Kepada Retno Sulistyowati dan Anton Wiliam dari Tempo, Agustus lalu, mantan Direktur Utama PT PLN (Persero) itu memaparkan secara gamblang mimpi mobil listriknya. Dia mengatakan produk ini akan mampu bersaing dengan buatan negara maju.
Apa yang mendasari pembuatan mobil listrik?
Ada tiga logika kenapa mobil listrik menjadi keharusan. Untuk memenuhi kebutuhan bahan bakar minyak dalam negeri, kita masih impor. Perlu tiga kilang berkapasitas besar agar tak bergantung pada impor. Untuk itu, perlu biaya Rp 200 triliun. Kedua, jika konsumsi BBM tidak dikelola dengan baik, subsidi akan tembus Rp 500 triliun. Dan ketiga, membangun industri nasional. Kalau masuk ke mobil konvensional, kita ketinggalan jauh. Ibarat maraton, negara-negara maju sudah mendekati garis finis, kita baru mulai.
Gagasan itu disetujui Presiden Yudhoyono?
Presiden antusias. Bahkan dua kali dibahas dalam rapat kabinet, yakni di Jakarta dan Yogyakarta. Tim mobil listrik Kementerian Pendidikan dan Kebudayaan, Kementerian Riset dan Teknologi, BPPT, dan BUMN sudah tiga kali dikumpulkan Presiden. Intinya, Presiden menekankan pentingnya mobil listrik, hibrid, BBG, CNG, LNG, mobil apa pun yang bisa mengurangi konsumsi BBM. Jadi saya tidak ngotot hanya mobil listrik. Hibrid juga oke.
Bukankah mengembangkan industri mobil membuat jalanan semakin padat?
Jangan harap setelah ada MRT jalanan tidak dipadati mobil. Sebab, jumlah kelas menengah akan terus bertambah.

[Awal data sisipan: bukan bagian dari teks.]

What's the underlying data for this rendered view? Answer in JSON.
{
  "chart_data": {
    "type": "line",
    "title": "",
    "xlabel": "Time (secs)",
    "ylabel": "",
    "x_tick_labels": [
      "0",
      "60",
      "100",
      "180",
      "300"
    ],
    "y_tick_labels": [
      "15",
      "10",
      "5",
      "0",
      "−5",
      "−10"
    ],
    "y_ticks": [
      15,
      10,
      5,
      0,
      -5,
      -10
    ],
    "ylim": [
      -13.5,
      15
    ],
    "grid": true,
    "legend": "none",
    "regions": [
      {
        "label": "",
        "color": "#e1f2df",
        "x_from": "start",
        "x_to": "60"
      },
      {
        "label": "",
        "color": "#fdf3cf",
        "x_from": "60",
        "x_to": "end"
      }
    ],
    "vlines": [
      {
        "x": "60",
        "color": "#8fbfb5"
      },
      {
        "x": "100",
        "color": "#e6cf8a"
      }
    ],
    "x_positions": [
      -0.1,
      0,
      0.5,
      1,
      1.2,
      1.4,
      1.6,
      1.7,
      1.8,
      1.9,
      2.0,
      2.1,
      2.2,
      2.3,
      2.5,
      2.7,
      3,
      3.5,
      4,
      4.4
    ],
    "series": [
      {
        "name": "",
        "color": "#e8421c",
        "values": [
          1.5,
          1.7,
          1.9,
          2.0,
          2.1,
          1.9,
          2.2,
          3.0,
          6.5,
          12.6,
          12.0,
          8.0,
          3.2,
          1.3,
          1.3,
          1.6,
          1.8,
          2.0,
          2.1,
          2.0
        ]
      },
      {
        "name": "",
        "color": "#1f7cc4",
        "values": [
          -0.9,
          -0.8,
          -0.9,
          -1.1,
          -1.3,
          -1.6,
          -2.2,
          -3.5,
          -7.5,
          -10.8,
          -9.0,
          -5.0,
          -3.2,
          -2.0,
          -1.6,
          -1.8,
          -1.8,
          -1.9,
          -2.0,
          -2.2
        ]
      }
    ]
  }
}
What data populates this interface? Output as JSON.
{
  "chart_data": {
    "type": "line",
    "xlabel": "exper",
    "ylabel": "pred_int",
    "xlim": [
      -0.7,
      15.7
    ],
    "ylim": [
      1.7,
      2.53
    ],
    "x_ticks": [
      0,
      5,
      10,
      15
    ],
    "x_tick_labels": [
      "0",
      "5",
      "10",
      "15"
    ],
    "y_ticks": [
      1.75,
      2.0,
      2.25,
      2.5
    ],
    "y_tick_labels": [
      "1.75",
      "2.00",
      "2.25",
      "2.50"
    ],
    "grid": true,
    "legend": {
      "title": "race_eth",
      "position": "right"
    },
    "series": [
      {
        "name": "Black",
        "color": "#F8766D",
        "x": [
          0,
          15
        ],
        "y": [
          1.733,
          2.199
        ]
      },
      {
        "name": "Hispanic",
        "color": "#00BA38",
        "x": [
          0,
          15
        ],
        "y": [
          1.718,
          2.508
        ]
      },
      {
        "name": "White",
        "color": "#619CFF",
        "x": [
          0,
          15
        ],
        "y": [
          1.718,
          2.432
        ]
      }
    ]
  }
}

Program ini sudah resmi menjadi keputusan presiden?
Presiden menginstruksikan, dalam waktu tiga bulan sejak dua bulan lalu, semua regulasi, fasilitas, dan insentif untuk "mobil hijau" harus sudah jadi. Nantinya dituangkan dalam bentuk keppres.
Regulasi apa saja yang diperlukan untuk mendukung mobil listrik?
Misalnya STNK, dalam aturan sekarang kan dikategorikan berdasarkan cc mobil. Kalau mobil listrik kan enggak ada cc-nya.
Kementerian Keuangan akan memberi kemudahan fiskal?
Bea masuk onderdil akan nol, bea masuk barang mewah nol. Masih diperdebatkan tentang pajak daerah.
Apakah sudah memperhitungkan resistensi dari pihak yang akan "tergusur"?
Tekanan dari industri lama pasti ada. Ada film Who Killed the Electric Car?. Dari situ sudah jelas. Tapi negara harus membela rakyat dan negaranya.
Bagaimana perkiraan pasar?
Saya tidak khawatir tentang pasar. Karena itu, saya berkonsentrasi di kualitas. Saya ingin mobil listrik menggantikan mobil 1.500 cc ke bawah. Sebab, pemakan subsidi BBM terbanyak itu kelas 1.500 cc ke bawah.
Harga mobil listrik dikhawatirkan mahal karena baterainya mahal....
Kita impor baterai karena belum ada produksi dalam negeri. Pabrik baterai nasional punya reputasi besar, mampu ekspor ke 60 negara. Tapi mereka tidak memproduksi baterai litium karena tidak ada yang beli. Kalau proyek mobil listrik jalan, produksi baterai juga jalan. Saya sudah meneken nota kesepahaman dengan PT Nipress Tbk, Bandung. April nanti sudah produksi. Nanti pakai lithium ferro phosphate, ini teknologi baru.
Jadi dijamin akan murah?
Kalau tidak murah, ngapain mati-matian. Saya ingin menegakkan akal sehat.
Kemarin mobil listrik yang Anda kemudikan sempat mogok?
Enggak ada istilah mogok. Apanya yang mogok? Wong enggak ada mesinnya.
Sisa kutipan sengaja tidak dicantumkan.